韓国企業が、合成石英ガラス素材の国産化・量産に成功したという。韓国電子新聞は、半導体とディスプレイの石英ガラス市場において輸入代替効果が大きいと評価した。
同国のSTI社は、韓国セラミック技術院(KIET)と共同で、産学研協力技術開発事業を通じて合成石英ガラス素材を開発し、大量生産に成功したと19日明らかにした。
合成石英ガラスは、ケイ素を含有した気体や液体の化合物を高温で溶解し作った素材だ。複数の成分が含まれている他のガラスとは異なり、二酸化ケイ素(SiO2)のみで構成。
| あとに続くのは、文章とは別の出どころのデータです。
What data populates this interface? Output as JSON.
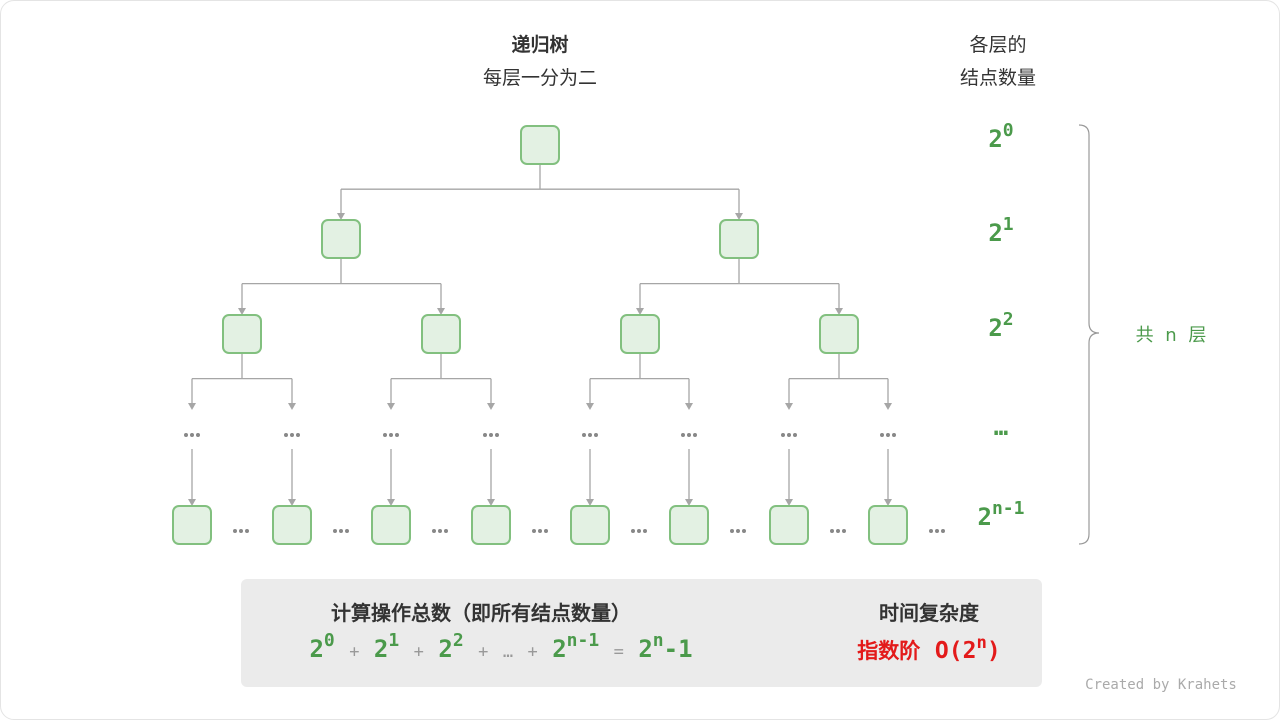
{
  "header": {
    "title": "递归树",
    "subtitle": "每层一分为二"
  },
  "right_header": {
    "line1": "各层的",
    "line2": "结点数量"
  },
  "levels": [
    {
      "base": "2",
      "exp": "0"
    },
    {
      "base": "2",
      "exp": "1"
    },
    {
      "base": "2",
      "exp": "2"
    },
    {
      "base": "…",
      "exp": ""
    },
    {
      "base": "2",
      "exp": "n-1"
    }
  ],
  "brace_label": "共 n 层",
  "summary": {
    "title": "计算操作总数（即所有结点数量）",
    "terms": [
      {
        "base": "2",
        "exp": "0"
      },
      {
        "base": "2",
        "exp": "1"
      },
      {
        "base": "2",
        "exp": "2"
      },
      {
        "base": "…",
        "exp": ""
      },
      {
        "base": "2",
        "exp": "n-1"
      }
    ],
    "plus": "+",
    "equals": "=",
    "result": {
      "base": "2",
      "exp": "n",
      "tail": "-1"
    },
    "complexity_title": "时间复杂度",
    "complexity_name": "指数阶",
    "complexity_expr_pre": "O(2",
    "complexity_expr_exp": "n",
    "complexity_expr_post": ")"
  },
  "credit": "Created by Krahets",
  "colors": {
    "node_fill": "#e3f1e3",
    "node_stroke": "#82c07f",
    "edge": "#a6a6a6",
    "green_text": "#4b9a4b",
    "red_text": "#e31a1a",
    "panel": "#ebebeb"
  }
}
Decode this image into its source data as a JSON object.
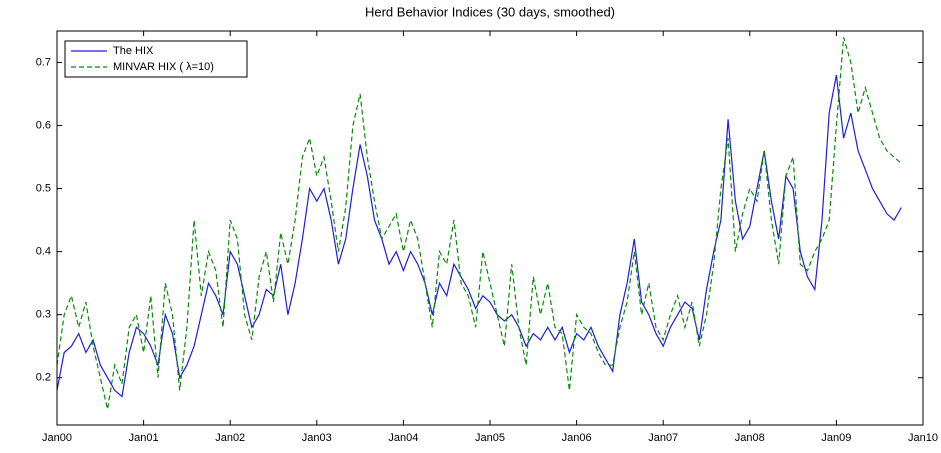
{
  "chart_data": {
    "type": "line",
    "title": "Herd Behavior Indices (30 days, smoothed)",
    "x": [
      "2000-01",
      "2000-02",
      "2000-03",
      "2000-04",
      "2000-05",
      "2000-06",
      "2000-07",
      "2000-08",
      "2000-09",
      "2000-10",
      "2000-11",
      "2000-12",
      "2001-01",
      "2001-02",
      "2001-03",
      "2001-04",
      "2001-05",
      "2001-06",
      "2001-07",
      "2001-08",
      "2001-09",
      "2001-10",
      "2001-11",
      "2001-12",
      "2002-01",
      "2002-02",
      "2002-03",
      "2002-04",
      "2002-05",
      "2002-06",
      "2002-07",
      "2002-08",
      "2002-09",
      "2002-10",
      "2002-11",
      "2002-12",
      "2003-01",
      "2003-02",
      "2003-03",
      "2003-04",
      "2003-05",
      "2003-06",
      "2003-07",
      "2003-08",
      "2003-09",
      "2003-10",
      "2003-11",
      "2003-12",
      "2004-01",
      "2004-02",
      "2004-03",
      "2004-04",
      "2004-05",
      "2004-06",
      "2004-07",
      "2004-08",
      "2004-09",
      "2004-10",
      "2004-11",
      "2004-12",
      "2005-01",
      "2005-02",
      "2005-03",
      "2005-04",
      "2005-05",
      "2005-06",
      "2005-07",
      "2005-08",
      "2005-09",
      "2005-10",
      "2005-11",
      "2005-12",
      "2006-01",
      "2006-02",
      "2006-03",
      "2006-04",
      "2006-05",
      "2006-06",
      "2006-07",
      "2006-08",
      "2006-09",
      "2006-10",
      "2006-11",
      "2006-12",
      "2007-01",
      "2007-02",
      "2007-03",
      "2007-04",
      "2007-05",
      "2007-06",
      "2007-07",
      "2007-08",
      "2007-09",
      "2007-10",
      "2007-11",
      "2007-12",
      "2008-01",
      "2008-02",
      "2008-03",
      "2008-04",
      "2008-05",
      "2008-06",
      "2008-07",
      "2008-08",
      "2008-09",
      "2008-10",
      "2008-11",
      "2008-12",
      "2009-01",
      "2009-02",
      "2009-03",
      "2009-04",
      "2009-05",
      "2009-06",
      "2009-07",
      "2009-08",
      "2009-09",
      "2009-10"
    ],
    "series": [
      {
        "name": "The HIX",
        "color": "#1f1fd6",
        "dash": false,
        "values": [
          0.18,
          0.24,
          0.25,
          0.27,
          0.24,
          0.26,
          0.22,
          0.2,
          0.18,
          0.17,
          0.24,
          0.28,
          0.27,
          0.25,
          0.22,
          0.3,
          0.27,
          0.2,
          0.22,
          0.25,
          0.3,
          0.35,
          0.33,
          0.3,
          0.4,
          0.38,
          0.33,
          0.28,
          0.3,
          0.34,
          0.33,
          0.38,
          0.3,
          0.35,
          0.42,
          0.5,
          0.48,
          0.5,
          0.45,
          0.38,
          0.42,
          0.5,
          0.57,
          0.52,
          0.45,
          0.42,
          0.38,
          0.4,
          0.37,
          0.4,
          0.38,
          0.35,
          0.3,
          0.35,
          0.33,
          0.38,
          0.36,
          0.34,
          0.31,
          0.33,
          0.32,
          0.3,
          0.29,
          0.3,
          0.28,
          0.25,
          0.27,
          0.26,
          0.28,
          0.26,
          0.28,
          0.24,
          0.27,
          0.26,
          0.28,
          0.25,
          0.23,
          0.21,
          0.3,
          0.35,
          0.42,
          0.32,
          0.3,
          0.27,
          0.25,
          0.28,
          0.3,
          0.32,
          0.31,
          0.26,
          0.34,
          0.4,
          0.45,
          0.61,
          0.48,
          0.42,
          0.44,
          0.5,
          0.56,
          0.48,
          0.42,
          0.52,
          0.5,
          0.4,
          0.36,
          0.34,
          0.45,
          0.62,
          0.68,
          0.58,
          0.62,
          0.56,
          0.53,
          0.5,
          0.48,
          0.46,
          0.45,
          0.47
        ]
      },
      {
        "name": "MINVAR HIX ( λ=10)",
        "color": "#0a8a0a",
        "dash": true,
        "values": [
          0.22,
          0.3,
          0.33,
          0.28,
          0.32,
          0.25,
          0.2,
          0.15,
          0.22,
          0.19,
          0.28,
          0.3,
          0.24,
          0.33,
          0.2,
          0.35,
          0.3,
          0.18,
          0.28,
          0.45,
          0.33,
          0.4,
          0.37,
          0.28,
          0.45,
          0.42,
          0.3,
          0.26,
          0.36,
          0.4,
          0.32,
          0.43,
          0.38,
          0.45,
          0.55,
          0.58,
          0.52,
          0.55,
          0.48,
          0.4,
          0.47,
          0.6,
          0.65,
          0.55,
          0.48,
          0.42,
          0.44,
          0.46,
          0.4,
          0.45,
          0.42,
          0.35,
          0.28,
          0.4,
          0.38,
          0.45,
          0.35,
          0.33,
          0.28,
          0.4,
          0.35,
          0.3,
          0.25,
          0.38,
          0.28,
          0.22,
          0.36,
          0.3,
          0.35,
          0.28,
          0.27,
          0.18,
          0.3,
          0.28,
          0.27,
          0.24,
          0.22,
          0.22,
          0.28,
          0.32,
          0.4,
          0.3,
          0.35,
          0.28,
          0.26,
          0.3,
          0.33,
          0.28,
          0.32,
          0.25,
          0.3,
          0.38,
          0.5,
          0.58,
          0.4,
          0.46,
          0.5,
          0.48,
          0.56,
          0.45,
          0.38,
          0.52,
          0.55,
          0.38,
          0.37,
          0.4,
          0.42,
          0.45,
          0.6,
          0.74,
          0.7,
          0.62,
          0.66,
          0.62,
          0.58,
          0.56,
          0.55,
          0.54
        ]
      }
    ],
    "xlim": [
      "2000-01",
      "2010-01"
    ],
    "xticks": [
      {
        "value": "2000-01",
        "label": "Jan00"
      },
      {
        "value": "2001-01",
        "label": "Jan01"
      },
      {
        "value": "2002-01",
        "label": "Jan02"
      },
      {
        "value": "2003-01",
        "label": "Jan03"
      },
      {
        "value": "2004-01",
        "label": "Jan04"
      },
      {
        "value": "2005-01",
        "label": "Jan05"
      },
      {
        "value": "2006-01",
        "label": "Jan06"
      },
      {
        "value": "2007-01",
        "label": "Jan07"
      },
      {
        "value": "2008-01",
        "label": "Jan08"
      },
      {
        "value": "2009-01",
        "label": "Jan09"
      },
      {
        "value": "2010-01",
        "label": "Jan10"
      }
    ],
    "ylim": [
      0.125,
      0.75
    ],
    "yticks": [
      0.2,
      0.3,
      0.4,
      0.5,
      0.6,
      0.7
    ],
    "legend": "top-left"
  }
}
不純物が少なく、半導体とディスプレイ工程に主に使用される。
同紙によると、合成石英ガラスは、日本の半導体・ディスプレイ用材料の輸出管理強化品目には含まれなかったが、日本が96%以上の市場を占有しており、事実上の独占素材であり、韓国内で使用される合成石英ガラスはこれまで、信越石英、ニコン、東ソーなどから輸入していたとされる。
STI社は、韓国セラミック技術院と共同で、光ファイバの製造装置と技術、特殊な工法を応用して合成石英ガラス素材の製造技術と生産設備を開発したという。
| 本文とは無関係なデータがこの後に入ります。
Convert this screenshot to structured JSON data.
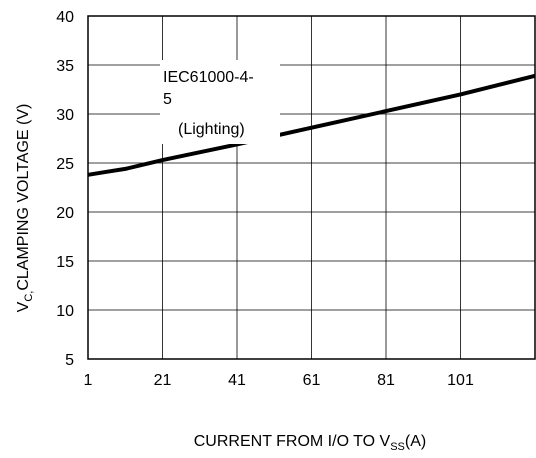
{
  "chart_data": {
    "type": "line",
    "xlabel": "CURRENT FROM I/O TO V",
    "xlabel_sub": "SS",
    "xlabel_tail": "(A)",
    "ylabel_main": "V",
    "ylabel_sub": "C,",
    "ylabel_tail": "CLAMPING VOLTAGE (V)",
    "xlim": [
      1,
      121
    ],
    "ylim": [
      5,
      40
    ],
    "x_ticks": [
      1,
      21,
      41,
      61,
      81,
      101
    ],
    "y_ticks": [
      5,
      10,
      15,
      20,
      25,
      30,
      35,
      40
    ],
    "grid": true,
    "annotation": [
      "IEC61000-4-",
      "5",
      "(Lighting)"
    ],
    "series": [
      {
        "color": "#000000",
        "x": [
          1,
          6,
          11,
          21,
          41,
          61,
          81,
          101,
          121
        ],
        "y": [
          23.8,
          24.1,
          24.4,
          25.3,
          26.9,
          28.6,
          30.3,
          32.0,
          33.9
        ]
      }
    ]
  }
}
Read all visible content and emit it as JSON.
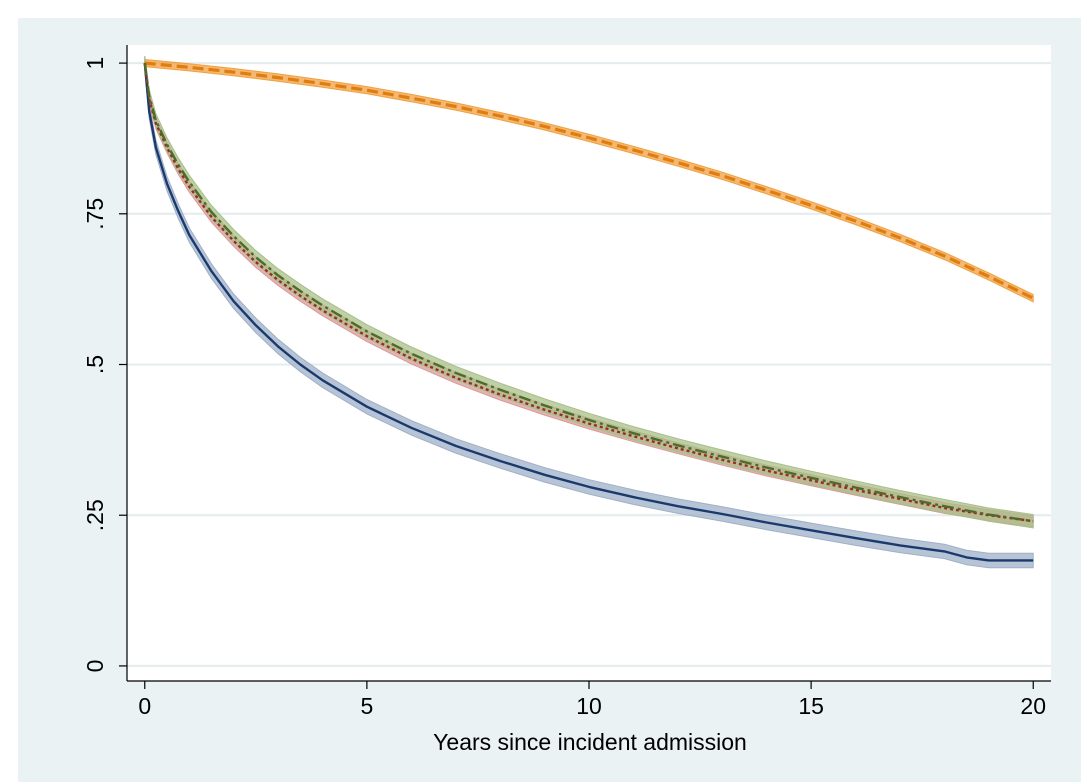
{
  "chart_data": {
    "type": "line",
    "title": "",
    "xlabel": "Years since incident admission",
    "ylabel": "",
    "xlim": [
      -0.4,
      20.4
    ],
    "ylim": [
      -0.025,
      1.03
    ],
    "x_ticks": [
      0,
      5,
      10,
      15,
      20
    ],
    "x_tick_labels": [
      "0",
      "5",
      "10",
      "15",
      "20"
    ],
    "y_ticks": [
      0,
      0.25,
      0.5,
      0.75,
      1
    ],
    "y_tick_labels": [
      "0",
      ".25",
      ".5",
      ".75",
      "1"
    ],
    "grid": "horizontal",
    "legend": "none",
    "series": [
      {
        "style": "dashed",
        "color": "#e07d10",
        "band_color": "#f0a040",
        "x": [
          0,
          1,
          2,
          3,
          4,
          5,
          6,
          7,
          8,
          9,
          10,
          11,
          12,
          13,
          14,
          15,
          16,
          17,
          18,
          19,
          20
        ],
        "y": [
          1.0,
          0.993,
          0.985,
          0.976,
          0.966,
          0.955,
          0.942,
          0.928,
          0.912,
          0.895,
          0.876,
          0.856,
          0.835,
          0.813,
          0.789,
          0.764,
          0.738,
          0.71,
          0.68,
          0.646,
          0.61
        ],
        "band": 0.006
      },
      {
        "style": "solid",
        "color": "#1a3a6e",
        "band_color": "#9fb0c8",
        "x": [
          0,
          0.1,
          0.25,
          0.5,
          0.75,
          1,
          1.5,
          2,
          2.5,
          3,
          3.5,
          4,
          5,
          6,
          7,
          8,
          9,
          10,
          11,
          12,
          13,
          14,
          15,
          16,
          17,
          18,
          18.5,
          19,
          20
        ],
        "y": [
          1.0,
          0.92,
          0.86,
          0.8,
          0.755,
          0.715,
          0.655,
          0.605,
          0.565,
          0.53,
          0.5,
          0.474,
          0.43,
          0.395,
          0.365,
          0.34,
          0.317,
          0.297,
          0.28,
          0.265,
          0.252,
          0.238,
          0.225,
          0.212,
          0.2,
          0.19,
          0.18,
          0.175,
          0.175
        ],
        "band": 0.012
      },
      {
        "style": "dotted",
        "color": "#9c2a2a",
        "band_color": "#d99a9a",
        "x": [
          0,
          0.1,
          0.25,
          0.5,
          0.75,
          1,
          1.5,
          2,
          2.5,
          3,
          3.5,
          4,
          5,
          6,
          7,
          8,
          9,
          10,
          11,
          12,
          13,
          14,
          15,
          16,
          17,
          18,
          19,
          20
        ],
        "y": [
          1.0,
          0.94,
          0.9,
          0.86,
          0.825,
          0.795,
          0.745,
          0.705,
          0.67,
          0.64,
          0.614,
          0.59,
          0.547,
          0.51,
          0.478,
          0.45,
          0.425,
          0.402,
          0.381,
          0.361,
          0.342,
          0.324,
          0.308,
          0.292,
          0.277,
          0.262,
          0.25,
          0.24
        ],
        "band": 0.009
      },
      {
        "style": "dash-dot",
        "color": "#4f6b2a",
        "band_color": "#a9bf88",
        "x": [
          0,
          0.1,
          0.25,
          0.5,
          0.75,
          1,
          1.5,
          2,
          2.5,
          3,
          3.5,
          4,
          5,
          6,
          7,
          8,
          9,
          10,
          11,
          12,
          13,
          14,
          15,
          16,
          17,
          18,
          19,
          20
        ],
        "y": [
          1.0,
          0.945,
          0.905,
          0.865,
          0.832,
          0.803,
          0.753,
          0.713,
          0.678,
          0.648,
          0.622,
          0.598,
          0.555,
          0.518,
          0.486,
          0.458,
          0.432,
          0.408,
          0.386,
          0.366,
          0.347,
          0.329,
          0.312,
          0.296,
          0.28,
          0.265,
          0.251,
          0.24
        ],
        "band": 0.011
      }
    ]
  }
}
開発した合成石英ガラス素材は、EUV半導体フォトマスクや工程の治具や基板などの工程の部品用素材だけでなく、国防や航空宇宙など、さまざまな産業に応用することができるとのこと。
イ・ギヒョンSTI研究所長は「2018年基準で半導体・ディスプレイ用石英ガラスの国内市場規模は1兆1600億ウォン(約1072億円)に達し、今回の国産化は多大な輸入代替効果があるだろう」とし「今後、半導体・ディスプレイなど前方産業で必要とされる高純度石英ガラス供給に貢献する」と述べた。
STIは2018年に売上高689億ウォン(約64億円)を達成し、光ファイバ母材設備事業、半導体セラミック焼成用電気炉事業など熱処理の専門企業として知られている。